Toutefois, le lecteur-spectateur ne pourra s’empêcher de tisser un lien avec l’œuvre des frères Dardenne et tout ce qui les obsède: la naissance, la filiation, le renaissance morale. En Luc Dardenne, le cinéaste et le philosophe sont-ils comme des êtres distincts et séparés ? Et que signifie cette «affaire humaine»?

On peut entendre «l’affaire humaine» dans deux sens: ce qui nous concerne, nous les êtres humains, notre naissance, nos origines, ce que nous faisons, et l’affaire au sens d’enquête, de dossier, d’énigme, d’affaire à poursuivre, qui n’est pas classée, sur laquelle il faut continuer d’investiguer. Une affaire non résolue et qui ne le sera sans doute jamais.

Je ne sais pas si on peut dire que je suis philosophe. De temps en temps, je parle à mon frère de ce que j’ai lu, Hannah Arendt notamment.

La lecture de Lévinas a été pour moi la plus importante. Je l’ai découvert à l’Université de Louvain, où j’ai étudié la philosophie et suivi ses cours. Je l’ai rencontré à Paris pour un film qu’on voulait faire et qui ne s’est pas fait.

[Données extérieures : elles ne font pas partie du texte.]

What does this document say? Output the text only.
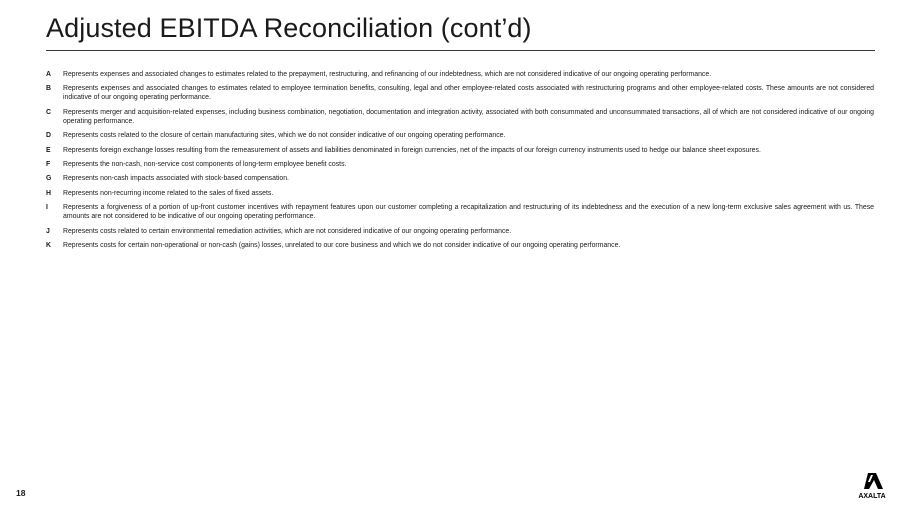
Adjusted EBITDA Reconciliation (cont’d)
A	Represents expenses and associated changes to estimates related to the prepayment, restructuring, and refinancing of our indebtedness, which are not considered indicative of our ongoing operating performance.
B	Represents expenses and associated changes to estimates related to employee termination benefits, consulting, legal and other employee-related costs associated with restructuring programs and other employee-related costs. These amounts are not considered indicative of our ongoing operating performance.
C	Represents merger and acquisition-related expenses, including business combination, negotiation, documentation and integration activity, associated with both consummated and unconsummated transactions, all of which are not considered indicative of our ongoing operating performance.
D	Represents costs related to the closure of certain manufacturing sites, which we do not consider indicative of our ongoing operating performance.
E	Represents foreign exchange losses resulting from the remeasurement of assets and liabilities denominated in foreign currencies, net of the impacts of our foreign currency instruments used to hedge our balance sheet exposures.
F	Represents the non-cash, non-service cost components of long-term employee benefit costs.
G	Represents non-cash impacts associated with stock-based compensation.
H	Represents non-recurring income related to the sales of fixed assets.
I	Represents a forgiveness of a portion of up-front customer incentives with repayment features upon our customer completing a recapitalization and restructuring of its indebtedness and the execution of a new long-term exclusive sales agreement with us. These amounts are not considered to be indicative of our ongoing operating performance.
J	Represents costs related to certain environmental remediation activities, which are not considered indicative of our ongoing operating performance.
K	Represents costs for certain non-operational or non-cash (gains) losses, unrelated to our core business and which we do not consider indicative of our ongoing operating performance.
18	AXALTA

De mon point de vue, c’est le plus grand parce que sa pensée a pris la mesure de ce qui s’est passé au XXe siècle, à savoir les révolutions, la Shoah, la dérive politique, la haine de l’Autre. Lévinas est une source permanente d’inspiration et de réflexion. Je le lis et le relis encore aujourd’hui, d’autant plus que de nouveaux textes sont en train d’être édités.

Cela doit sans doute traverser nos films mais je ne pense pas qu’on puisse trouver une application, un lien mécanique entre sa pensée et ce que nous faisons avec mon frère. S’il y a un lien, il est énigmatique et très intérieur. Aucun livre de philosophie ne m’a donné l’idée de filmer de telle ou telle manière.

«La vie spirituelle est essentiellement vie morale et son lieu de prédilection est l’économique»: cette phrase de Lévinas est reprise dans Au dos de nos images. Le capital, l’argent, sont des enjeux narratifs et moraux forts du cinéma des Dardenne.

Au dos de cette image de L’argent de Robert Bresson, il y a aussi l’argent du cinéma en général et l’économie du film «à la Dardenne» en particulier. L’oeuvre des frères belges telle qu’on la connaît depuis près de vingt ans est née après l’échec de Je pense à vous (1992): «ne pas fréquenter le milieu du cinéma», «tourner en équipe légère», se dira désormais Luc Dardenne avant de cosigner La Promesse (1996), un deuxième premier film en quelque sorte. Pour reprendre Lévinas, derrière l’optique, l’objectif de la caméra portée, y a-t-il aussi une éthique?

Robert Bresson est un cinéaste important pour Jean-Pierre et moi et L’Argent est un grand film. Mais je ne partage pas la vision de Bresson sur l’argent, surtout sur ce que ses personnages en disent et sur la manière dont Bresson le filme. Pour lui, l’argent est visible et empêche l’accès à Dieu, à la vie spirituelle, à la morale, etc. Or, je ne pense pas. L’argent me paraît aussi invisible que visible. Il est un moyen d’échange et de communication.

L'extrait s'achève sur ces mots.